Face masks will also no longer be required in classrooms from Thursday and communal areas from 27 January.
Restrictions on visits to care homes will be eased further, with more details due to be set out in the coming days.
The health secretary said Omicron caused case numbers to rise to record levels, with over a third of the UK's total number of confirmed COVID cases being recorded in the last eight weeks.
Mr Javid said government action had "worked", but he cautioned this is "not the end of the road and we shouldn't see this as the finish line because we cannot eradicate this virus and its future variants".
The health secretary added: "Instead we must learn to live with COVID in the same way we have to live with flu.
"And we will be setting out our long-term plan for living with COVID-19 this spring."
Health secretary pressed on ending isolation requirement
Mr Javid denied Boris Johnson had "got lucky" after the prime minister resisted calls to impose further measures on top of the Plan B measures.
"The central decision that he made which was to absolutely focus on boosters has been vindicated," he said.
"That is the main reason that we are where we are today because the prime minister made those decisions."

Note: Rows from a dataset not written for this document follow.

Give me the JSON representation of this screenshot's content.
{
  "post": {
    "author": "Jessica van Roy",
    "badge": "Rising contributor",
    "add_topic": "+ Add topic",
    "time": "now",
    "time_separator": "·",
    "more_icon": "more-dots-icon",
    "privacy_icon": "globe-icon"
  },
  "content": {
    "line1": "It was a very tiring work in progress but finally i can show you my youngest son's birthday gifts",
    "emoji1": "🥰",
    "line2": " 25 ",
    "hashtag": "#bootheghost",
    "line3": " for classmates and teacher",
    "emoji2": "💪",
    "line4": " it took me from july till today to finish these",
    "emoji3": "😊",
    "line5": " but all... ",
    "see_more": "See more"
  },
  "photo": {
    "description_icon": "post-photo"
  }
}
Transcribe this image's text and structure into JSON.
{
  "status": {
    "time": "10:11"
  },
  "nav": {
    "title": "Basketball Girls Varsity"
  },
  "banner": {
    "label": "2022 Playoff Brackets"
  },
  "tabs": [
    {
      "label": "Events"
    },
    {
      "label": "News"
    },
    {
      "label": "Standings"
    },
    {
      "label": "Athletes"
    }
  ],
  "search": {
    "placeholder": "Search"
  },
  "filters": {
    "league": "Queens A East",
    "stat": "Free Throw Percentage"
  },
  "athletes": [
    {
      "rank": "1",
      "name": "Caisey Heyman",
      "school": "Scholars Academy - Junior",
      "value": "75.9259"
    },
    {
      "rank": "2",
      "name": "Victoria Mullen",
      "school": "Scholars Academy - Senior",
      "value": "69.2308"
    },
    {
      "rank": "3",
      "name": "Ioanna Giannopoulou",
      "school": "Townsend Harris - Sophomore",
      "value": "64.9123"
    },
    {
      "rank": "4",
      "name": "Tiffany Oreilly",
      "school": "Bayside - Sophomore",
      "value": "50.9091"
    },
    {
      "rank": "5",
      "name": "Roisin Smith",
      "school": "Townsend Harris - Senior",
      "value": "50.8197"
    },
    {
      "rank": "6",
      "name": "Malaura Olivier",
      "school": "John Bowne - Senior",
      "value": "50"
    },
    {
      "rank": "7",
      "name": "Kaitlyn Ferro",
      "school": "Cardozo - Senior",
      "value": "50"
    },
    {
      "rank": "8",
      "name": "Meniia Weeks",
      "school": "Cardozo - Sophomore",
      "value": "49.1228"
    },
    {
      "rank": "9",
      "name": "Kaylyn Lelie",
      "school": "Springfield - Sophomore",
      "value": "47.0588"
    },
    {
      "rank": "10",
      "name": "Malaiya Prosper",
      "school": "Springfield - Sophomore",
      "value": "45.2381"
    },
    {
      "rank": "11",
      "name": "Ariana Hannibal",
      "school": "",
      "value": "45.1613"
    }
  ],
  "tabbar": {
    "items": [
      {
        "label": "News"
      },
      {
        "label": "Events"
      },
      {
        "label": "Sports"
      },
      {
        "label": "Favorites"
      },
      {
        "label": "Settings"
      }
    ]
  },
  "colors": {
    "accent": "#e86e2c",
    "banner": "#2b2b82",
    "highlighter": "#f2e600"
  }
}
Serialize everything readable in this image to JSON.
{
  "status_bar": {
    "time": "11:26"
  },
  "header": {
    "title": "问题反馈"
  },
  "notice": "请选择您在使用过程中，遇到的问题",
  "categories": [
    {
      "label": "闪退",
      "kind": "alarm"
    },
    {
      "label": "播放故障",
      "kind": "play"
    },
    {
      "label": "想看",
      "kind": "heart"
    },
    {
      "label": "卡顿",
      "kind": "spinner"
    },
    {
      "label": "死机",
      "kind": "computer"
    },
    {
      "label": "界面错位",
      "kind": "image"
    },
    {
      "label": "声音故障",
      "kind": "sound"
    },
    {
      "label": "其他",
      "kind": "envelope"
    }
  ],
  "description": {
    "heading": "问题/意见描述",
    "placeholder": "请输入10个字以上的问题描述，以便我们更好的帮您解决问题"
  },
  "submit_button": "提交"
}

Mr Johnson confirmed the scrapping of Plan B measures in a Commons statement earlier on Wednesday.
The prime minister told MPs that cases were falling and the Omicron wave had likely peaked nationally, meaning restrictions could now be eased.
Mr Johnson also said it was his intention to end isolation rules for people with COVID in the coming weeks.
The legal requirement will lapse when the regulations expire on 24 March, but the PM told MPs that date could be brought forward.
Asked by Sky's science and technology editor Tom Clarke about the justification for ending isolation, the health secretary stressed it remained a legal requirement but added the government is reviewing the policy.
He said there is "no decision on that at this point" but pointed out that people with flu are not legally required to isolate and we must "find a way to live with COVID in a similar fashion".
Mr Javid said testing, vaccines and antivirals will be the "cornerstone of our future defences" as "almost all" restrictions end.
"The way we are going to do this is we're going to have to find a way to remove almost all of these restrictions and get life completely back to normal but with one or two really big things that I think will be there for a while," he said.
Speaking at the same briefing as Mr Javid, Dr Susan Hopkins, chief medical adviser for the UK Health Security Agency, said case numbers will mostly decline but "may plateau at some point".
She said people's behaviour once Plan B measures are lifted will "determine how fast infection can spread in the population".